Well, we have been busy fertilizing and adding Bloodmeal to the
soil to help with the yellowing of the squash and tomato plants and it is
working!! There were squash plants that looked like crookneck-a very yellow
summer squash-and they didn't have any squash on them!! But they have improved
in the green color they should be and we're hoping this trend continues.
I have re-watched some of the Back to Eden videos online and am very
encouraged to hear Paul Gautschi talk about early "problems" and how
he combated them. Were this simply my home vegetable garden the problems
I am having would not be quite so frightening, however, we sell weekly boxes of
vegetables and I must find answers quickly or possibly loose some of my
customers.
The fun part is learning how to use a new
type of gardening that not only lessens the work that goes into growing the
vegetables, but conserves water (we are on a well-and they are frightfully
expensive to drill if you run it dry!) and does not take tilling. When
you till the ground, you may lose what little good soil you have, by covering
it with the chips, you add to what you already have -it just takes time!
I grow in raised beds as well and they
have proven to be a real help. Since winter squash takes up so much room in the
Main Garden, I use the beds to grow them. At this time I am limited in
types I can produce adequately and keep it to Acorn and Sweet Meat squash.

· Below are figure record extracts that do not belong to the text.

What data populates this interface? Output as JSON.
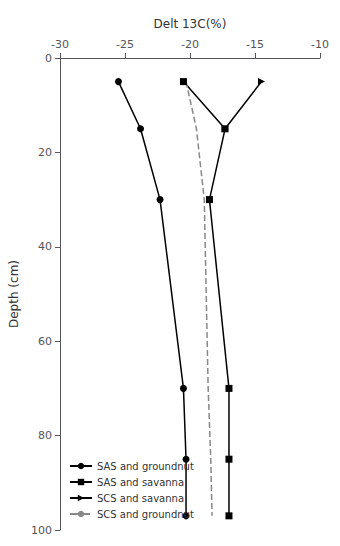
{
  "chart_data": {
    "type": "line",
    "xlabel": "Delt 13C(%)",
    "ylabel": "Depth (cm)",
    "xlim": [
      -30,
      -10
    ],
    "ylim": [
      100,
      0
    ],
    "xticks": [
      -30,
      -25,
      -20,
      -15,
      -10
    ],
    "yticks": [
      0,
      20,
      40,
      60,
      80,
      100
    ],
    "grid": false,
    "legend": "lower left",
    "series": [
      {
        "name": "SAS and groundnut",
        "color": "#000000",
        "marker": "circle",
        "line_style": "solid",
        "x": [
          -25.5,
          -23.8,
          -22.3,
          -20.5,
          -20.3,
          -20.3
        ],
        "values": [
          5,
          15,
          30,
          70,
          85,
          97
        ]
      },
      {
        "name": "SAS and savanna",
        "color": "#000000",
        "marker": "square",
        "line_style": "solid",
        "x": [
          -20.5,
          -17.3,
          -18.5,
          -17.0,
          -17.0,
          -17.0
        ],
        "values": [
          5,
          15,
          30,
          70,
          85,
          97
        ]
      },
      {
        "name": "SCS and savanna",
        "color": "#000000",
        "marker": "triangle-right",
        "line_style": "solid",
        "x": [
          -14.5,
          -17.3
        ],
        "values": [
          5,
          15
        ]
      },
      {
        "name": "SCS and groundnut",
        "color": "#888888",
        "marker": "none",
        "line_style": "dashed",
        "x": [
          -20.3,
          -19.5,
          -18.9,
          -18.6,
          -18.4,
          -18.3
        ],
        "values": [
          5,
          15,
          30,
          70,
          85,
          97
        ]
      }
    ]
  }
}
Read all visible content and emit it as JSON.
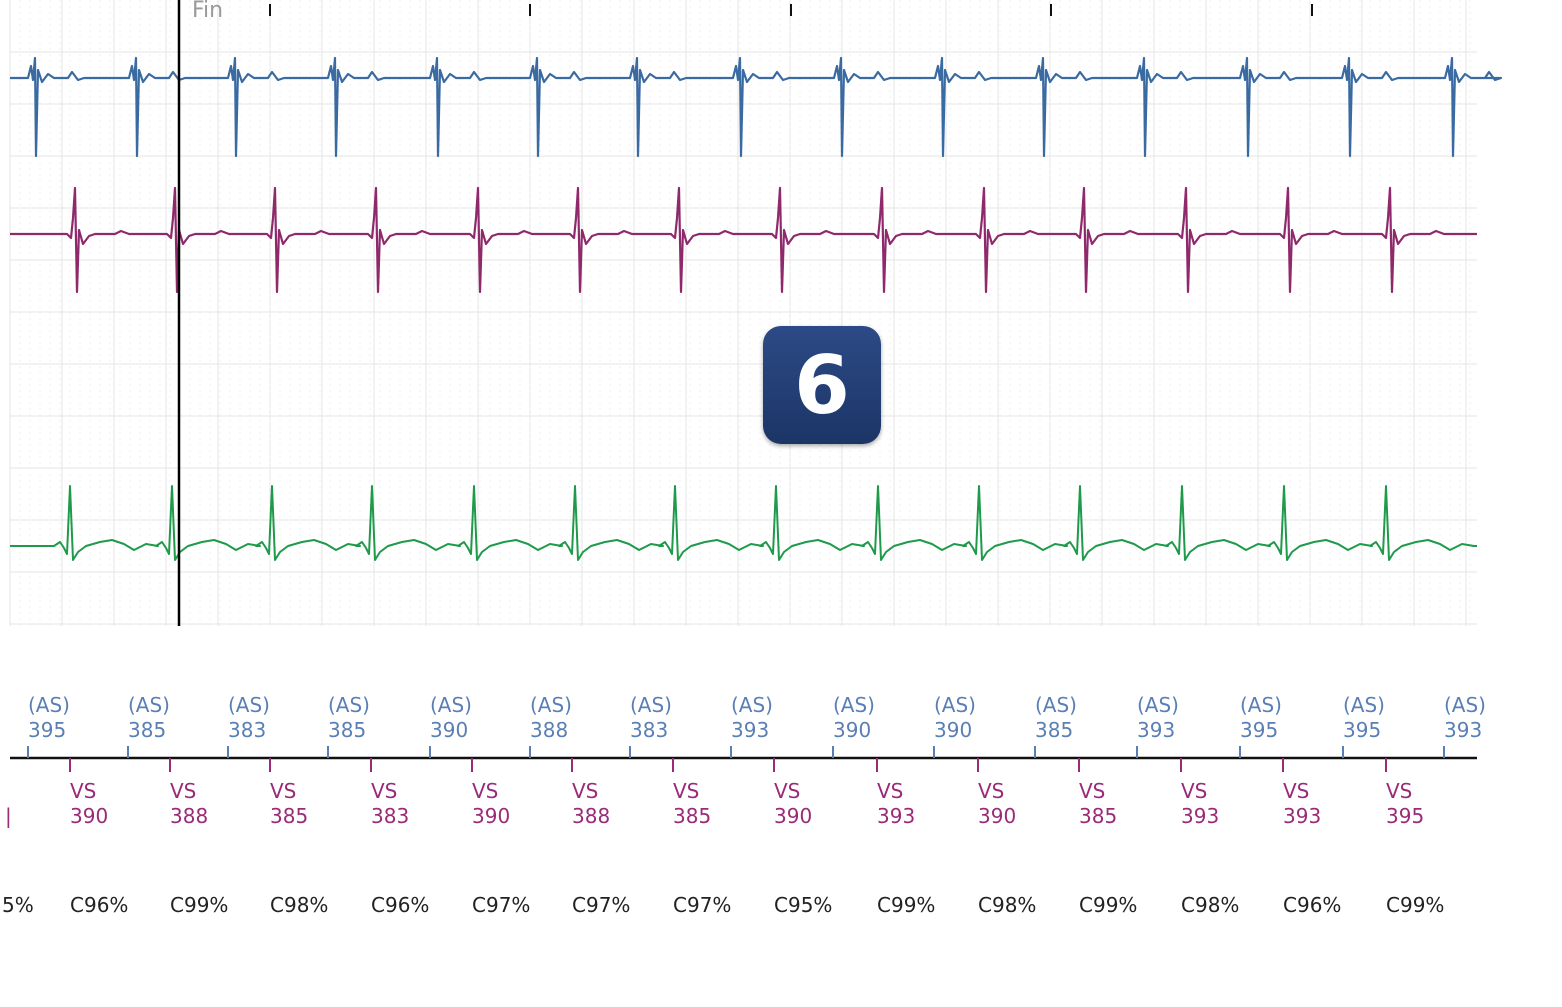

If you have never had Sweet Meat Squash it's a must try! The outside of
the actual squash look much like a lime green pumpkin that has been dusted with
flour. Last year I had many that weighed between 5 and 20 lbs. A couple
of reasons I like this squash are that you can actually cut it with a knife and
it is ready earlier than Hubbard. The inside is deep orange and is
unbelievably sweet. I cut the squash in half, scoop out the seeds, place
it cut-side down on a cookie sheet with just a small amount of water and roast
it in the oven at 350 Degrees Fahrenheit. Last year I had one that
weighed 19lbs 15 oz and it took close to 2 hours. Most only take about an hour
to an hour and a half. Once a fork will pierce it easily, I scoop out the flesh
and toss the rind into the compost pile. At this point I simply freeze it in
quart bags and pull it out all winter long to heat and enjoy. Don’t add
anything to it until you have tasted it, we use it with no additions. It's absolutely delicious!! Give it a try.